The protein extraction samples were harvested by cell lysis buffer and mixed with the prepared beads (1 U/μl RNase inhibitor was also added), rotate the samples slowly at 4 °C for 2 h, so that the beads could fully combine with protein. Transfer the samples on the magnetic frame, remove the supernatant and wash the samples by 400 μl cell lysis buffer A 5 times. Then, the beads were suspended by 25 μl pre-colded 0.1% SDS solution, added 6.25 μl 5 × protein loading buffer, boiled at 100 °C for 10 min and placed on ice immediately for 5 min. At last the beads were placed on magnetic frame, the supernatant was transfered into a new EP tube for western blotting detection.

RIP (RNA Binding Protein Immunoprecipitation) assay

Firstly, we should prepare the magnetic beads and antibody. The magnetic beads coated with protein-A/G were fully suspended and washed by NT-2 buffer twice, then the magnetic beads were suspended by 100 μl NT-2 buffer and mixed with 5 μg target antibody in room temperature for 1 h.

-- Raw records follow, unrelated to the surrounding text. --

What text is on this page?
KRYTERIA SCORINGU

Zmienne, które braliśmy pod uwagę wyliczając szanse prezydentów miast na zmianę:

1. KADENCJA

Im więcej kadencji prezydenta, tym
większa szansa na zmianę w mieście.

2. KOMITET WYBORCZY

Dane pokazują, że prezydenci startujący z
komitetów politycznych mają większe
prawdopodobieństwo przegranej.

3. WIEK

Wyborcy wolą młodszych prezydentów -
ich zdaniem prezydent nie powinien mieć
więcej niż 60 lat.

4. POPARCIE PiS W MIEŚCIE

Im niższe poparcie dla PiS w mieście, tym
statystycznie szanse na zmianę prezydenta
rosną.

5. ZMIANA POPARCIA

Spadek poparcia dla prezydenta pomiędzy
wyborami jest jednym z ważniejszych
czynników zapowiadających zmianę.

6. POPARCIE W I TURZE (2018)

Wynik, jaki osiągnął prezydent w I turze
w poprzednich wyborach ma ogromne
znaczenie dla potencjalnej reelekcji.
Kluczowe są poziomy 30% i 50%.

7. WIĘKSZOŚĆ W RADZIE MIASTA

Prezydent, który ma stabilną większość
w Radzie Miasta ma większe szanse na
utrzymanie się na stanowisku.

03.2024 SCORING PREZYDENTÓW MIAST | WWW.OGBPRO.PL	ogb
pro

Centrifuge the magnetic beads at 5000 × g for 15 s, add magnetic base to absorb magnetic beads and remove the supernatant, then use 1 ml NT-2 buffer to wash the magnetic beads 5 times. At last the magnetic beads were suspended by 900 μl NET-2 buffer for following experiments.

The cell lysates were harvested via cell lysis buffer and centrifuged at 4 °C 20000 × g for 10 min. Mix 100 μl cell lysate supernatant with 900 μl NET-2 buffer suspended magnetic beads to carry out antibody incubation. Reserve 10 μl sample for “Input” copy and store it at -80 °C. Mix the other sample by vertical mixer at 4 °C for more than 3 h or overnight. Centrifuge the sample for a short time, and put the sample on the magnetic base upon the ice, remove the supernatant after 1 min at 4 °C, then use 1 ml NT-2 buffer to wash the sample 5 times, the precipitate was the final sample got from RIP assay. The RNA sample could be further extracted after digestion by proteinase K for subsequent analysis.

Statistics

The values of samples were represented as mean ± SD which measured triply. Comparisons between two groups were analyzed by unpaired Student’s t test or analyzed by ANOVA for experiments that more than 2 subgroups. P value was considered statistically significant when it < 0.05. The software Graphpad Prism was utilized for statistical analysis.